CVE-2025-12710 is a stored Cross-Site Scripting (XSS) vulnerability classified under CWE-79, present in the Pet-Manager – Petfinder plugin for WordPress. This vulnerability arises from improper neutralization of user-supplied input within the kwm-petfinder shortcode, where insufficient sanitization and output escaping allow authenticated users with Contributor-level access or higher to inject arbitrary JavaScript code. When other users access pages containing the injected shortcode, the malicious script executes in their browsers, potentially compromising session tokens, cookies, or enabling further attacks such as privilege escalation or defacement. The vulnerability affects all versions up to and including 3.6.1, with no patches currently available. The CVSS 3.1 base score is 6.4, reflecting a medium severity due to network attack vector, low attack complexity, and requiring privileges but no user interaction. The scope is changed as the vulnerability can affect other users beyond the attacker. No known exploits have been reported in the wild, but the risk remains significant for sites that allow Contributor-level users to add or edit content using the vulnerable shortcode. The plugin’s widespread use in WordPress sites for pet management increases the attack surface. The vulnerability highlights the importance of proper input validation and output encoding in web applications, especially in plugins that accept user-generated content.

For European organizations, this vulnerability poses a moderate risk primarily to websites using the Pet-Manager – Petfinder plugin on WordPress. Exploitation could lead to theft of user credentials, session hijacking, unauthorized actions performed on behalf of users, and defacement of public-facing pages, damaging brand reputation and user trust. Organizations relying on Contributor-level users to manage content are particularly vulnerable, as these users can inject malicious scripts. The impact on confidentiality and integrity is moderate, while availability is not affected. Given the plugin’s niche market, the overall impact is limited to organizations in pet services, veterinary clinics, or animal shelters using this plugin. However, compromised sites could be leveraged as a foothold for broader attacks within an organization’s network.

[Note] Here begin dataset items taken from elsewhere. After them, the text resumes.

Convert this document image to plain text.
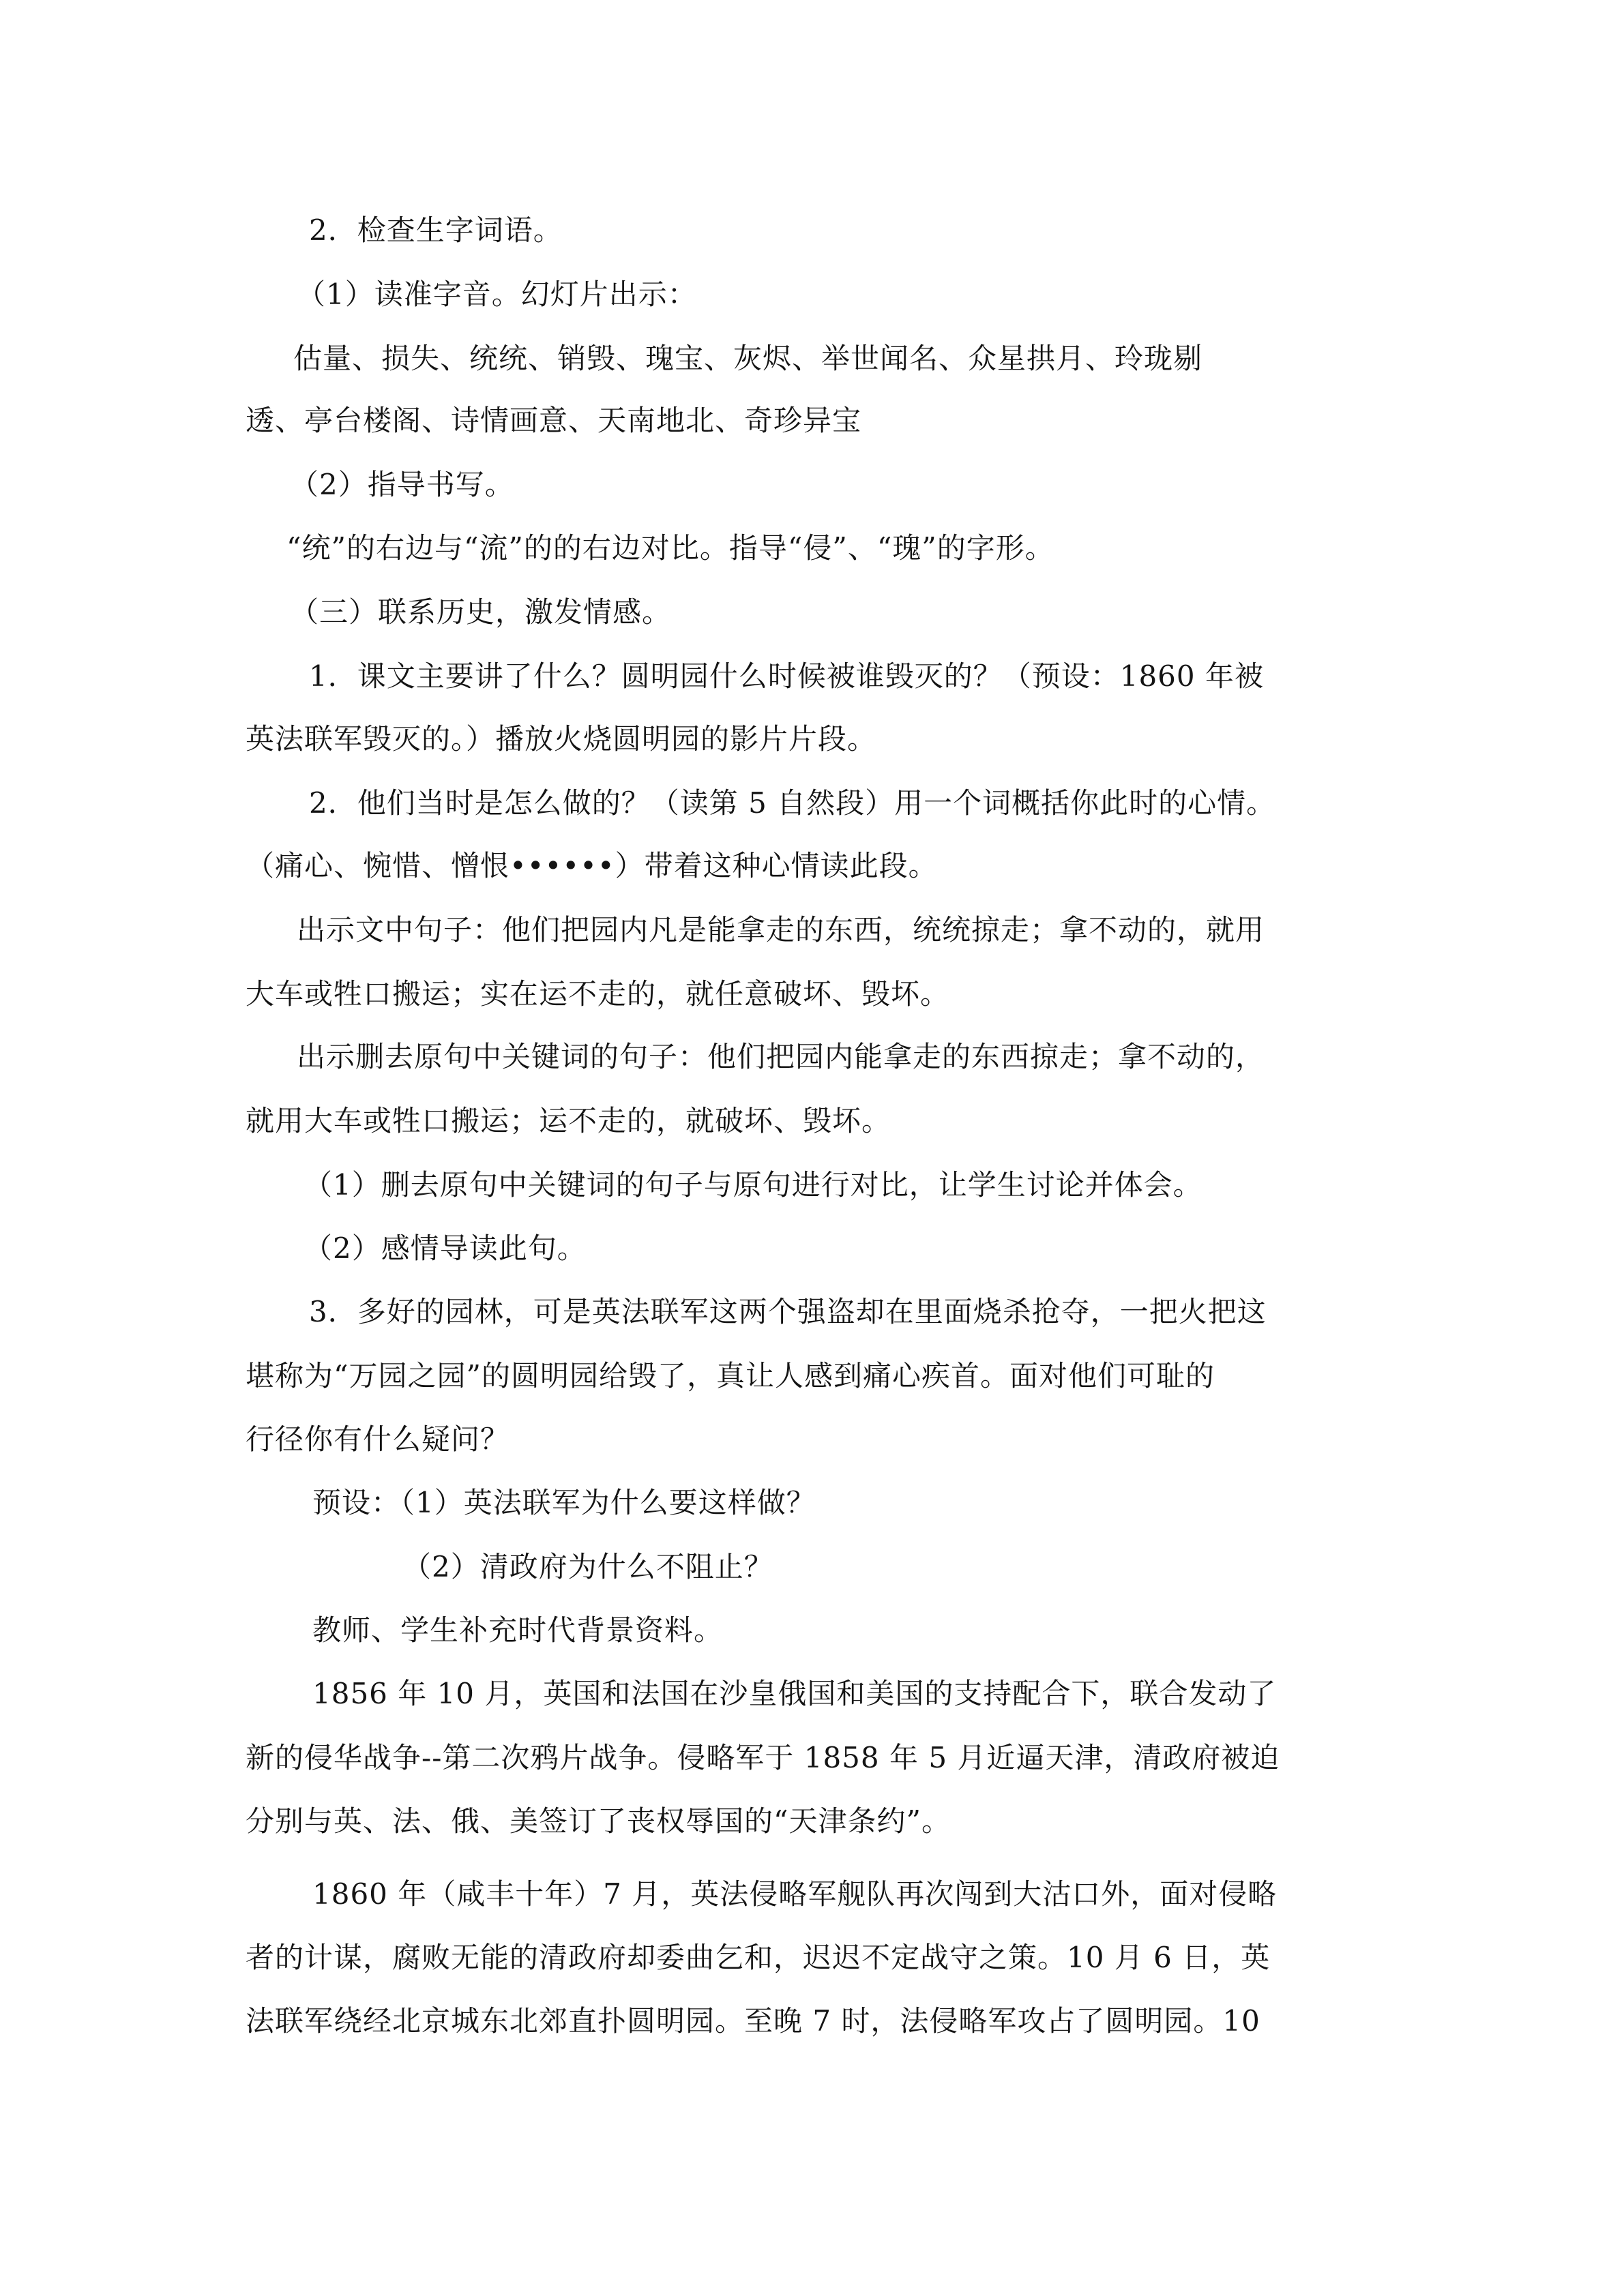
2．检查生字词语。
（1）读准字音。幻灯片出示：
估量、损失、统统、销毁、瑰宝、灰烬、举世闻名、众星拱月、玲珑剔
透、亭台楼阁、诗情画意、天南地北、奇珍异宝
（2）指导书写。
“统”的右边与“流”的的右边对比。指导“侵”、“瑰”的字形。
（三）联系历史，激发情感。
1．课文主要讲了什么？圆明园什么时候被谁毁灭的？（预设：1860 年被
英法联军毁灭的。）播放火烧圆明园的影片片段。
2．他们当时是怎么做的？（读第 5 自然段）用一个词概括你此时的心情。
（痛心、惋惜、憎恨••••••）带着这种心情读此段。
出示文中句子：他们把园内凡是能拿走的东西，统统掠走；拿不动的，就用
大车或牲口搬运；实在运不走的，就任意破坏、毁坏。
出示删去原句中关键词的句子：他们把园内能拿走的东西掠走；拿不动的，
就用大车或牲口搬运；运不走的，就破坏、毁坏。
（1）删去原句中关键词的句子与原句进行对比，让学生讨论并体会。
（2）感情导读此句。
3．多好的园林，可是英法联军这两个强盗却在里面烧杀抢夺，一把火把这
堪称为“万园之园”的圆明园给毁了，真让人感到痛心疾首。面对他们可耻的
行径你有什么疑问？
预设：（1）英法联军为什么要这样做？
（2）清政府为什么不阻止？
教师、学生补充时代背景资料。
1856 年 10 月，英国和法国在沙皇俄国和美国的支持配合下，联合发动了
新的侵华战争--第二次鸦片战争。侵略军于 1858 年 5 月近逼天津，清政府被迫
分别与英、法、俄、美签订了丧权辱国的“天津条约”。
1860 年（咸丰十年）7 月，英法侵略军舰队再次闯到大沽口外，面对侵略
者的计谋，腐败无能的清政府却委曲乞和，迟迟不定战守之策。10 月 6 日，英
法联军绕经北京城东北郊直扑圆明园。至晚 7 时，法侵略军攻占了圆明园。10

Compliance with GDPR and other data protection regulations may be at risk if personal data is exposed or manipulated via this vulnerability.

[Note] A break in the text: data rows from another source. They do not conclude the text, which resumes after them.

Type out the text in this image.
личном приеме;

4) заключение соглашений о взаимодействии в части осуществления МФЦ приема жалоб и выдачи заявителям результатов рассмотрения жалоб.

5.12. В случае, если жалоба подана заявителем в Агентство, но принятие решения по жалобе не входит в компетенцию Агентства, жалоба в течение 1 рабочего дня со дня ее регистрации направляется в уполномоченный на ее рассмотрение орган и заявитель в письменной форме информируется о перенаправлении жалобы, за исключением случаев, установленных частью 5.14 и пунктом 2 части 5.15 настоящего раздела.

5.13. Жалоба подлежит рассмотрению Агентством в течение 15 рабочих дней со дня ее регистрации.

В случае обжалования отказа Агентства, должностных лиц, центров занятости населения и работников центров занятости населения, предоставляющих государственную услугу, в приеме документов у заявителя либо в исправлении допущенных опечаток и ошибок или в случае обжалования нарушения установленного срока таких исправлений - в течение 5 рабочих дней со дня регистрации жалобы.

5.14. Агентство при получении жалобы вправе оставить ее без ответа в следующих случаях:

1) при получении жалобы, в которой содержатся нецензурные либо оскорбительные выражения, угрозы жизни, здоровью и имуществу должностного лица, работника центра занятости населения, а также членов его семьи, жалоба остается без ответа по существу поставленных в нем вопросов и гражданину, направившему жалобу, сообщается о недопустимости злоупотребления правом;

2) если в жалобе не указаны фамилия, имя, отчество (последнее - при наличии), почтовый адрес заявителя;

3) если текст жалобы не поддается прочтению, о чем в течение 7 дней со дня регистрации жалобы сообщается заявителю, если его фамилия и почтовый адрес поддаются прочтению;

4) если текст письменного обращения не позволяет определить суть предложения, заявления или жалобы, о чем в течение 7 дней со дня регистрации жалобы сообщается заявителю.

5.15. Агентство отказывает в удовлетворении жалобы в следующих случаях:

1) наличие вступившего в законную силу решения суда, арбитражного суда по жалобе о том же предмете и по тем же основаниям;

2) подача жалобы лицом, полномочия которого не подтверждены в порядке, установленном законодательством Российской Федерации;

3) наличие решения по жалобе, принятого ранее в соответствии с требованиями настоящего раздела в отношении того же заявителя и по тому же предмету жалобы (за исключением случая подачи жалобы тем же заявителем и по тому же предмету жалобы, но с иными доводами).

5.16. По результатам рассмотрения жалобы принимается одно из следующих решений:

1. Immediately review and restrict Contributor-level user permissions to trusted personnel only, minimizing the risk of malicious shortcode injection. 2. Implement strict input validation and output encoding for all user-supplied attributes in the kwm-petfinder shortcode, possibly via custom filters or security plugins that sanitize shortcode inputs. 3. Monitor website content for unexpected or suspicious shortcode usage and injected scripts using security scanning tools tailored for WordPress. 4. Disable or remove the Pet-Manager – Petfinder plugin if it is not essential, or replace it with a more secure alternative. 5. Keep WordPress core and all plugins updated; monitor vendor announcements for patches addressing this vulnerability. 6. Employ Content Security Policy (CSP) headers to restrict execution of unauthorized scripts on affected sites. 7. Educate content contributors about the risks of injecting untrusted code and enforce strict content review processes. 8. Use Web Application Firewalls (WAF) that can detect and block XSS payloads targeting this plugin’s shortcode parameters. 9. Regularly audit user roles and capabilities to ensure no privilege escalation has occurred. 10. Prepare incident response plans to quickly address any detected exploitation attempts.